Ayah dan Ibunya tidak di rumah. Sedang pergi ke luar untuk mencari tukang servis AC yang masih buka karena AC di kamar mereka rusak dan Ayahnya tidak bisa tidur tanpa suhu yang sejuk.

Musik sudah sampai setengah jalan. Jena masih tetap bernyanyi kencang dengan bebas. Maklum, dia jarang seperti ini di rumah walaupun ia menyukainya. Nyonya Paramita bisa membuang seluruh barang-barang elektronik musiknya jika Jena ketahuan melakukan itu.

Brak! Brak! Brak!

Suara Jena beserta sang penyanyi masih mendominasi ruang tidur ternyaman ini.

Brak! Brak! Brak!

Lagi, suara gertakan itu teredam oleh liarnya dentuman drum dan gitar listrik.

Brak! Brak! DUAK!!!

Bum!

Pintu kamar Jena terbuka seketika. Jena terkejut, langsung mematikan sound speakernya dan menatap manusia siluman Gorila yang tiba-tiba mendobrak pintu kamarnya dengan kekuatan bulan.

"Hei! Apa yang kau lakukan?! Kau merusak pintu kamarku!"

"Dan kau merusak indera pendengaranku!!!" bentak Jihan emosi seraya melempar bantal gulingnya ke wajah Jena. Jena mengaduh.

"Kenapa tak minta aku matikan musiknya dengan baik-baik?! Kau pikir aku tak bisa mendengar!?"

"AKU TAK AKAN MENDOBRAK PINTUMU KALAU KAU SUDAH MEMBUKAKAN PINTU YANG KU KETUK SEJAK TADI!" balas Jihan emosi. Ia mendekati Jena dan memukuli sepupunya itu dengan sarkas. Bukannya takut, Jena malah tertawa kencang seiring umpatan-umpatan Jihan yang terlontar karenanya.

"Ugh! Kau sangat mengesalkan! Untuk apa malam-malam membuat bising!? Ganggu orang mau tidur saja!" omel Jihan tak tertahankan. Ia sudah mengantuk sejak tadi siang di sekolah namun tak bisa tidur karena terhalau tugas dan kegiatan ekstrakulikulernya.

Ayah Jihan--Paman Han--sedang pergi ke luar kota bersama istrinya untuk menengok peternakan ayam yang mereka bangun di kota sebelah. Maka dari itu, Jihan menginap di rumah Jena beberapa hari sampai orang tuanya kembali pulang. Tapi, harapan kalau Jihan bisa dengan tenang beristirahat di rumah sepupunya adalah bohong. Nyatanya Jena hanya akan mengganggu aktivitas tersederhananya sekecil apapun, tidur malam misalnya.

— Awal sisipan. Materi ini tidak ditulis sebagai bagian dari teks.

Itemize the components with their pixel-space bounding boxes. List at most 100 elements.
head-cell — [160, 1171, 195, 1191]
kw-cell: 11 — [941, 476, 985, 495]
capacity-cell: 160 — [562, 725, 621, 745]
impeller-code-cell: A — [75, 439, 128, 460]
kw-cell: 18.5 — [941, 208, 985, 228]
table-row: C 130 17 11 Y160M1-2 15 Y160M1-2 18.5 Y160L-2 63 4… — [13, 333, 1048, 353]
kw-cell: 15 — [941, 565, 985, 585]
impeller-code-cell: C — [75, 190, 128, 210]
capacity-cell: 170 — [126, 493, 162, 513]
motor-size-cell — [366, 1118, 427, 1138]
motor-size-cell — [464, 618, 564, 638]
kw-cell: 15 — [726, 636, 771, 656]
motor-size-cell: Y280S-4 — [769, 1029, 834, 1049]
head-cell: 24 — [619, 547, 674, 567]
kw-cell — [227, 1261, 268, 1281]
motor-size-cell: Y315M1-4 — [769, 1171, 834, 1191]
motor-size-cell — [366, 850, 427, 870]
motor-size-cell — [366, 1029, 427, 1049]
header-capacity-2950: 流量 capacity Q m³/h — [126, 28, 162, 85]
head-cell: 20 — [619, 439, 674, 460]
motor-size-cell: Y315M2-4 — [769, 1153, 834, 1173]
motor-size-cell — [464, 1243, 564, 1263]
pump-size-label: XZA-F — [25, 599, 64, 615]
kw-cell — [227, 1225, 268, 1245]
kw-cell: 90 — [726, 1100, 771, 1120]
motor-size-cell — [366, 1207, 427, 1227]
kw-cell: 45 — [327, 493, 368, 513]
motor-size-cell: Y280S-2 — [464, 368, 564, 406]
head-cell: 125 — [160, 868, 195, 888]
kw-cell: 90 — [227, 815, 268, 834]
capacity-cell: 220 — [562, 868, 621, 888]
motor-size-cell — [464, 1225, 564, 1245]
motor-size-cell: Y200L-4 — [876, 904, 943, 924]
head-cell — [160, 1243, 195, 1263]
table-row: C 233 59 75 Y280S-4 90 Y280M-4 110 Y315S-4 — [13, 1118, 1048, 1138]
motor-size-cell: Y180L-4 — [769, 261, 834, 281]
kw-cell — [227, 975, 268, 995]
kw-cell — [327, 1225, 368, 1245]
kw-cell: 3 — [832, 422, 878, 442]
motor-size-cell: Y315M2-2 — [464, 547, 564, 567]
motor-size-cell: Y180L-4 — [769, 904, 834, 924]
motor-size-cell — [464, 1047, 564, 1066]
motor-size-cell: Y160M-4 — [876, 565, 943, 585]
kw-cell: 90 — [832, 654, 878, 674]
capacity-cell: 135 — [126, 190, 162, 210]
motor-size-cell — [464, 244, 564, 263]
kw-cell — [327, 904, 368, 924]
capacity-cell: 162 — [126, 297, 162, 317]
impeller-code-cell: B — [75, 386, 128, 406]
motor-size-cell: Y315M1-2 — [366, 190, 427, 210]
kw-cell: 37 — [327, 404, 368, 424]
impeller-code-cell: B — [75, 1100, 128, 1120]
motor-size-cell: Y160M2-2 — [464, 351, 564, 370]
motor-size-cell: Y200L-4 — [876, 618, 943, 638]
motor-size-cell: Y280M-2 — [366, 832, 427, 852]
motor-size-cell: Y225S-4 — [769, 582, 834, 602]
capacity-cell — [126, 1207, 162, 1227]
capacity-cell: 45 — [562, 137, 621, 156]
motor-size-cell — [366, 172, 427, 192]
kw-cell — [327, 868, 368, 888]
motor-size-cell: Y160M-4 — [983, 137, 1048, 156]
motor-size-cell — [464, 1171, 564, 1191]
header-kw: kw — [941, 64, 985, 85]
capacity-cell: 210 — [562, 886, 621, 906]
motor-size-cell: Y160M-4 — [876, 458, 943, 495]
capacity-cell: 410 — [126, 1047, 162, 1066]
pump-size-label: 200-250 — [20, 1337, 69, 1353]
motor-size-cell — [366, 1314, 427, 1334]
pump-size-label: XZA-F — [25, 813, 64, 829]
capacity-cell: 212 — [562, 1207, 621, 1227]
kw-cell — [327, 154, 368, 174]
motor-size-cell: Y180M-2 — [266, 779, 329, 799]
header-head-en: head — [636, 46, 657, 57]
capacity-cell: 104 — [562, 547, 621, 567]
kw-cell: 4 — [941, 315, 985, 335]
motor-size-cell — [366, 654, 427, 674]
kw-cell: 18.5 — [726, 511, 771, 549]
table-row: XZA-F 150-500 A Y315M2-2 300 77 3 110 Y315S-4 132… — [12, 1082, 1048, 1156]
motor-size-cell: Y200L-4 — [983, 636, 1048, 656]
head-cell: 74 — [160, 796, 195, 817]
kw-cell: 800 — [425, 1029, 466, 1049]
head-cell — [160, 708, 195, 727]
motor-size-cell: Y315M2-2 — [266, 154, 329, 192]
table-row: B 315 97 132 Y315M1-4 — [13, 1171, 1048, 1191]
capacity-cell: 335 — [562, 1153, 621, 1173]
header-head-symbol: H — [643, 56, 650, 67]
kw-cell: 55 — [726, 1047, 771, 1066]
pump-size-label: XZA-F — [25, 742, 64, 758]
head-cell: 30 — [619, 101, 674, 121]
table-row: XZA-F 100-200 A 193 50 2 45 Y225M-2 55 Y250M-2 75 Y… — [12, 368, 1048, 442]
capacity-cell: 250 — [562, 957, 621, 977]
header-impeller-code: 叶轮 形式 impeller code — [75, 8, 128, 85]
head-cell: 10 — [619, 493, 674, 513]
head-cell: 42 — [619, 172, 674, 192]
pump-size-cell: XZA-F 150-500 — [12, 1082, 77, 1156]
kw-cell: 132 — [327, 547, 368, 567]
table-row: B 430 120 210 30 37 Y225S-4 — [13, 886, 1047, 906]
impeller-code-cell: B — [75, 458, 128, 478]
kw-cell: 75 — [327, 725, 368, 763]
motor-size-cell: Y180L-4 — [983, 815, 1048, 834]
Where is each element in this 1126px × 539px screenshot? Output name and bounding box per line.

Jena memohon ampun, "Sudah! Sudah! Cukup. Aku minta maaf! Janji sehabis ini akan ikut tidur!"

"Huh! Awas saja kau. Nanti ku adukan ke Paman supaya di hukum!"

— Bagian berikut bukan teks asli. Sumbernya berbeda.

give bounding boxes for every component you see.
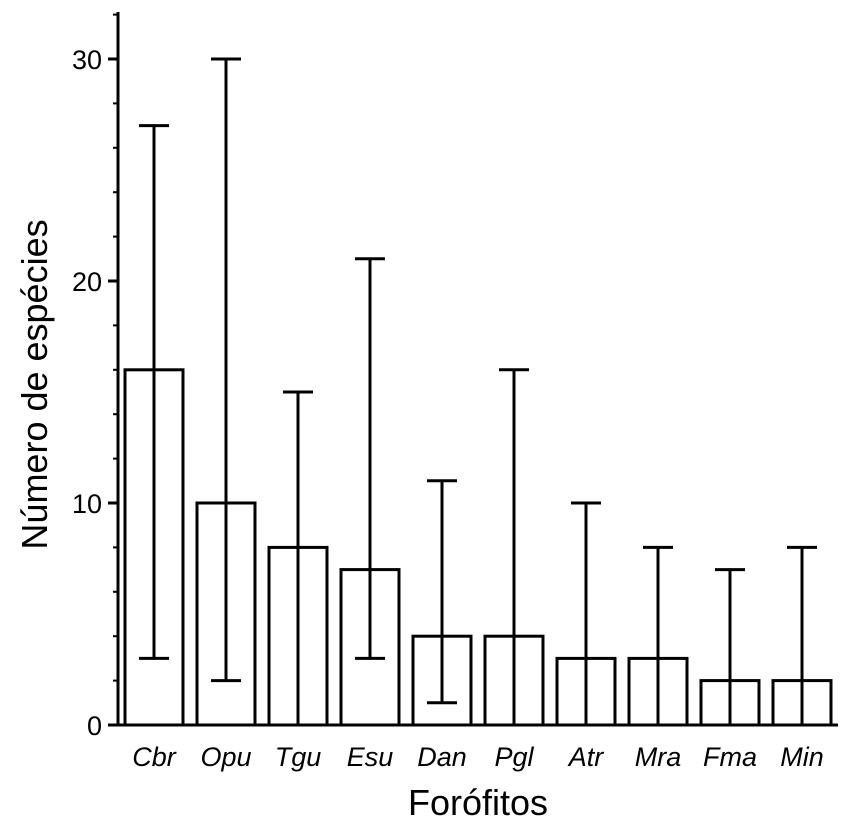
x-tick-label-pgl: Pgl xyxy=(494,742,534,772)
x-tick-label-esu: Esu xyxy=(347,742,394,772)
x-tick-labels-group: Cbr Opu Tgu Esu Dan Pgl Atr Mra Fma Min xyxy=(132,742,824,772)
x-tick-label-fma: Fma xyxy=(703,742,757,772)
x-tick-label-mra: Mra xyxy=(635,742,682,772)
y-axis-title: Número de espécies xyxy=(14,219,55,549)
x-tick-label-tgu: Tgu xyxy=(275,742,322,772)
error-bars-group xyxy=(139,57,817,725)
y-tick-label: 10 xyxy=(72,489,102,519)
bars-group xyxy=(123,368,833,727)
x-tick-label-min: Min xyxy=(780,742,824,772)
x-tick-label-cbr: Cbr xyxy=(132,742,177,772)
y-tick-label: 20 xyxy=(72,267,102,297)
x-tick-label-atr: Atr xyxy=(567,742,605,772)
y-tick-label: 30 xyxy=(72,45,102,75)
x-tick-label-dan: Dan xyxy=(417,742,467,772)
y-tick-label: 0 xyxy=(87,711,102,741)
y-ticks-group: 0 10 20 30 xyxy=(72,13,118,741)
x-tick-label-opu: Opu xyxy=(200,742,251,772)
x-axis-title: Forófitos xyxy=(408,782,548,823)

"Wuuu. Tukang ngadu!" sorak Jena pada sepupunya yang di balas cibiran.

Jihan berdiri, mengambil bantal gulingnya dan pamit untuk kembali ke kamarnya. Dia sudah mengantuk, dan Jena menghancurkan mood tidurnya.

"Dadah! Selamat malam, Jihan. Semoga mimpir buruk!" ucap Jena seraya menutup pintu kamarnya sambil terkekeh. Jihan tak menanggapi perkataan laknat itu. "Untung engselnya tidak ada yang lepas," gumam Jena.

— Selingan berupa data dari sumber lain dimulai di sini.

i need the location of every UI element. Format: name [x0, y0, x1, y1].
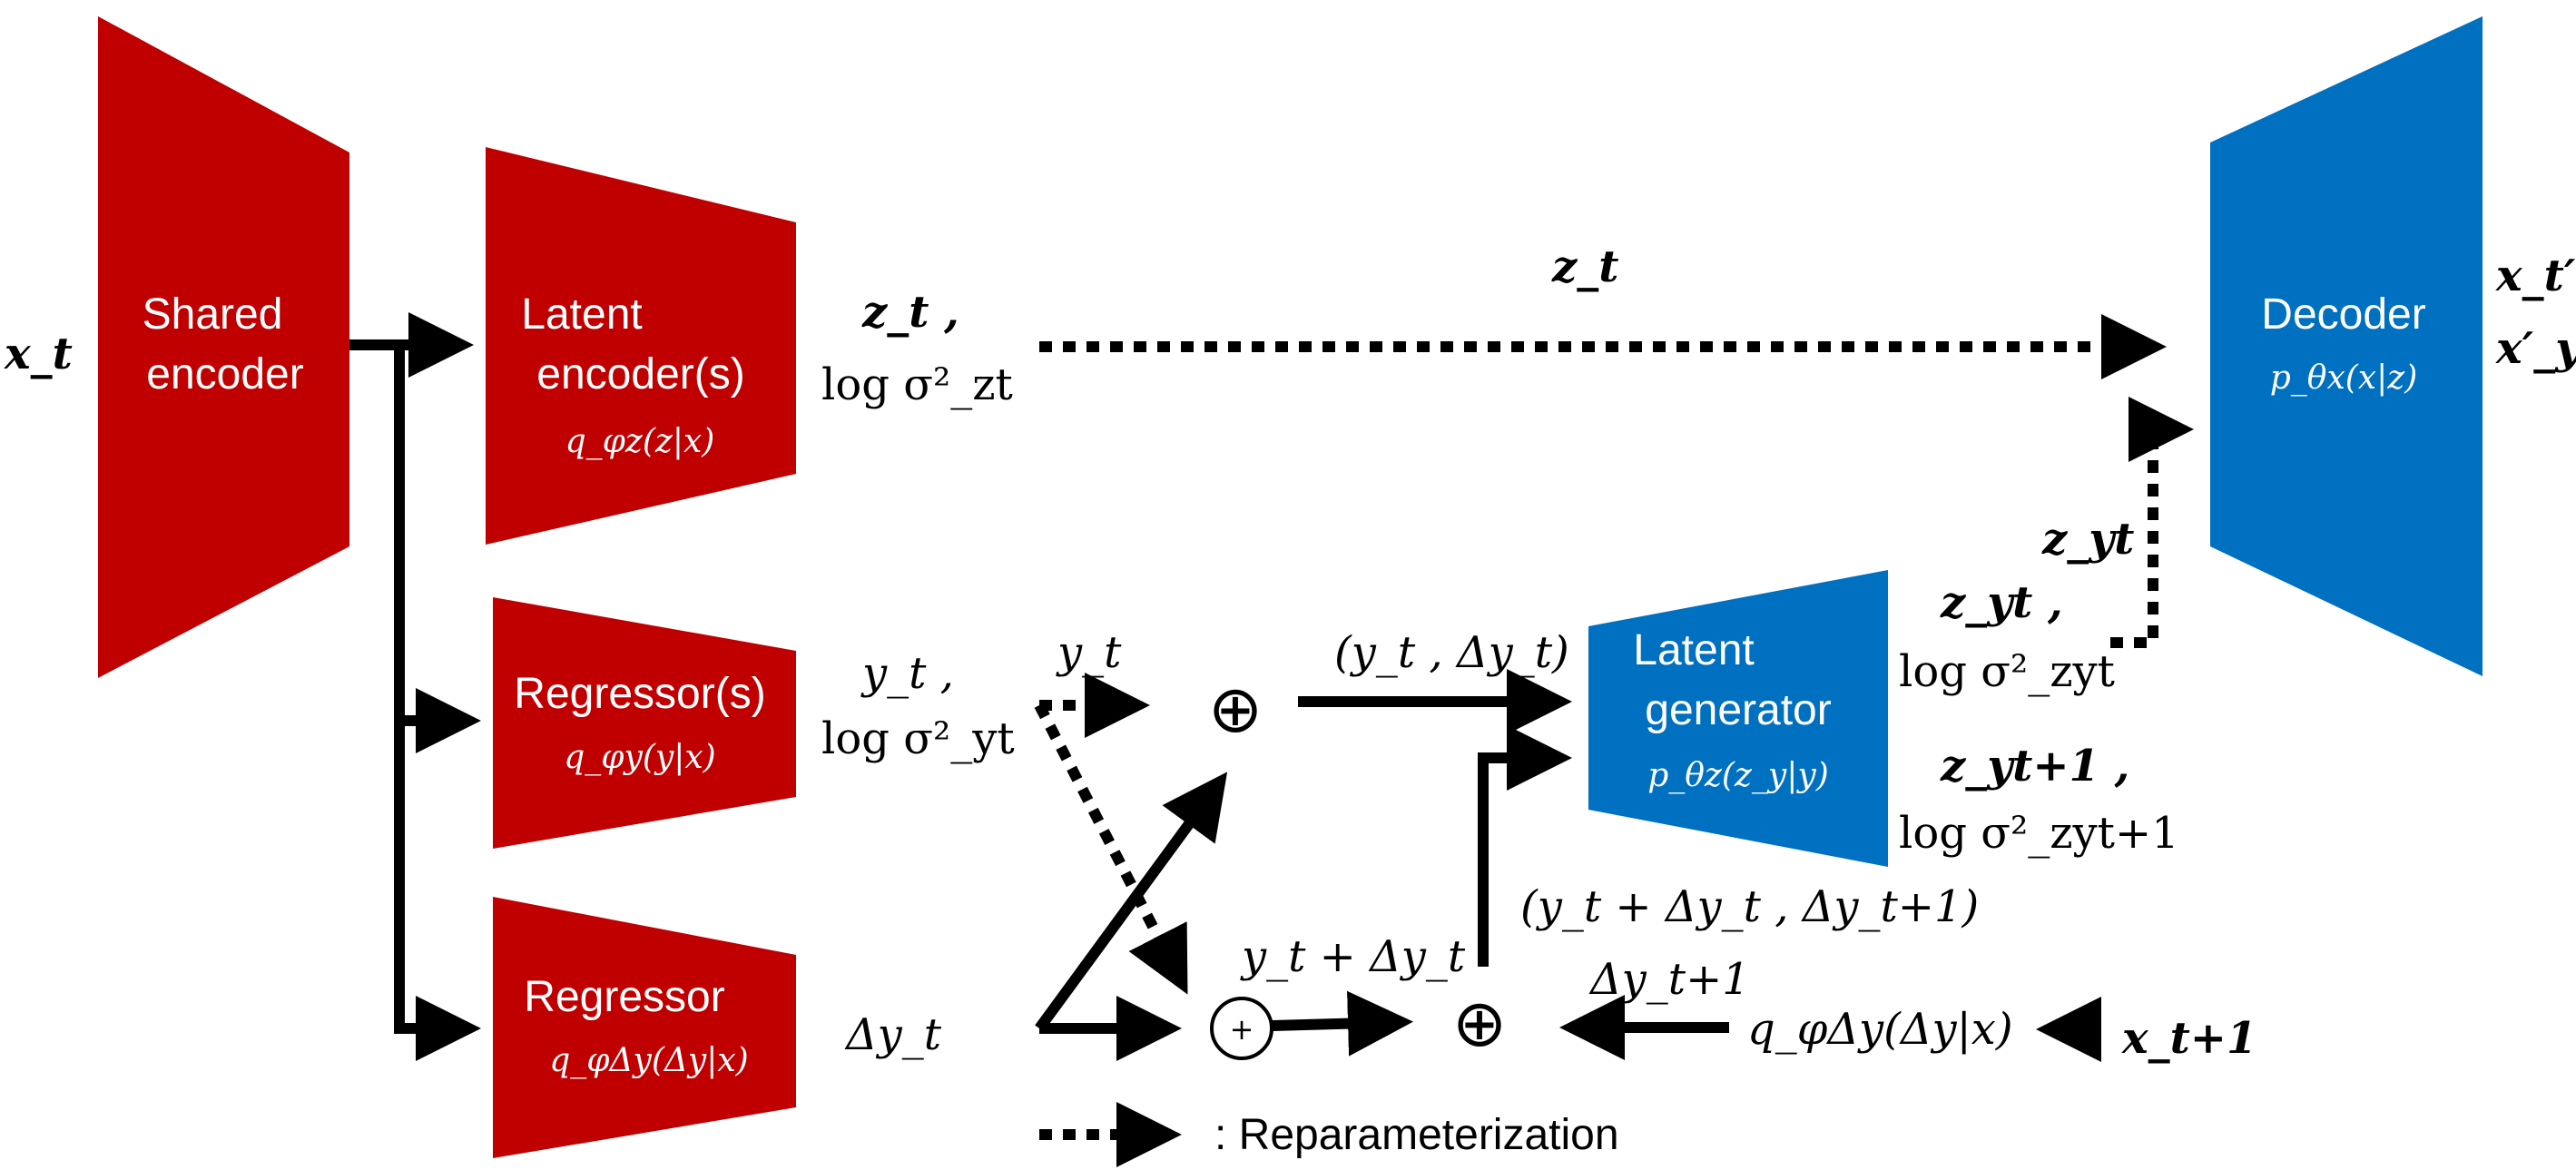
decoder-label: Decoder: [2261, 290, 2425, 339]
dotted-z-t-label: z_t: [1551, 241, 1618, 292]
shared-encoder-label-1: Shared: [143, 290, 283, 339]
regressor-out-logsigma-y-label: log σ²_yt: [821, 713, 1015, 764]
decoder-formula: p_θx(x|z): [2270, 359, 2418, 397]
decoder-block: [2210, 16, 2483, 676]
regressor-out-y-label: y_t ,: [860, 648, 954, 699]
latent-generator-label-1: Latent: [1633, 626, 1754, 674]
small-plus-node: [1210, 997, 1273, 1060]
regressor-out-dy-label: Δy_t: [844, 1009, 942, 1060]
z-yt-label: z_yt: [2041, 514, 2134, 565]
latent-encoder-label-2: encoder(s): [536, 350, 744, 398]
upper-oplus-symbol: ⊕: [1208, 671, 1263, 747]
y-t-dotted-label: y_t: [1056, 627, 1122, 678]
latent-generator-label-2: generator: [1645, 686, 1831, 734]
regressor-dy-label: Regressor: [524, 973, 724, 1021]
y-t-diagonal-reparam-arrow: [1034, 703, 1188, 995]
pair-next-label: (y_t + Δy_t , Δy_t+1): [1520, 881, 1979, 932]
q-dy-formula-label: q_φΔy(Δy|x): [1747, 1004, 2013, 1055]
small-plus-to-lower-oplus-arrow: [1272, 990, 1413, 1057]
gen-out-z-yt1-label: z_yt+1 ,: [1940, 741, 2129, 791]
gen-out-z-yt-label: z_yt ,: [1940, 577, 2063, 628]
gen-out-logsigma-yt1-label: log σ²_zyt+1: [1899, 808, 2179, 859]
shared-encoder-label-2: encoder: [146, 350, 303, 398]
regressor-y-block: [493, 597, 796, 849]
latent-generator-formula: p_θz(z_y|y): [1647, 757, 1829, 794]
pair-y-dy-label: (y_t , Δy_t): [1334, 627, 1569, 678]
regressor-y-label: Regressor(s): [514, 670, 765, 718]
decoder-out-xy-label: x′_yt: [2495, 323, 2576, 374]
encoder-out-logsigma-z-label: log σ²_zt: [821, 359, 1013, 410]
gen-out-logsigma-yt-label: log σ²_zyt: [1899, 646, 2115, 697]
input-x-t-label: x_t: [4, 329, 73, 379]
encoder-out-z-label: z_t ,: [861, 287, 959, 338]
legend-text: : Reparameterization: [1214, 1111, 1619, 1159]
regressor-y-formula: q_φy(y|x): [564, 739, 715, 776]
lower-oplus-symbol: ⊕: [1452, 985, 1507, 1061]
latent-encoder-block: [486, 147, 796, 545]
dy-next-label: Δy_t+1: [1588, 954, 1750, 1005]
shared-encoder-block: [98, 16, 349, 678]
sum-y-dy-label: y_t + Δy_t: [1240, 931, 1466, 982]
latent-encoder-label-1: Latent: [521, 290, 642, 339]
latent-generator-block: [1588, 570, 1888, 867]
regressor-dy-block: [493, 897, 796, 1158]
latent-encoder-formula: q_φz(z|x): [565, 423, 715, 460]
dy-diagonal-arrow: [1035, 772, 1228, 1032]
regressor-dy-formula: q_φΔy(Δy|x): [549, 1042, 748, 1079]
small-plus-symbol: +: [1230, 1012, 1254, 1047]
decoder-out-x-label: x_t′ ,: [2495, 251, 2576, 301]
input-x-t1-label: x_t+1: [2121, 1013, 2256, 1064]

Kau pernah dengar kalau doa-doa yang buruk itu akan berbalik arah menuju ke diri sendiri? Jena Paramita, sepupu dari Jihan Hanmita itu menyesali perkataannya sendiri.

Malamnya, Jena bermimpi. Mimpi buruk yang tak ingin ia ingat selamanya karena mimpi itu seperti menceritakan sesuatu yang kelam. Dimana cerita itu menjadi alasan, sebuah kepompong gagal berubah menjadi kupu-kupu yang indah.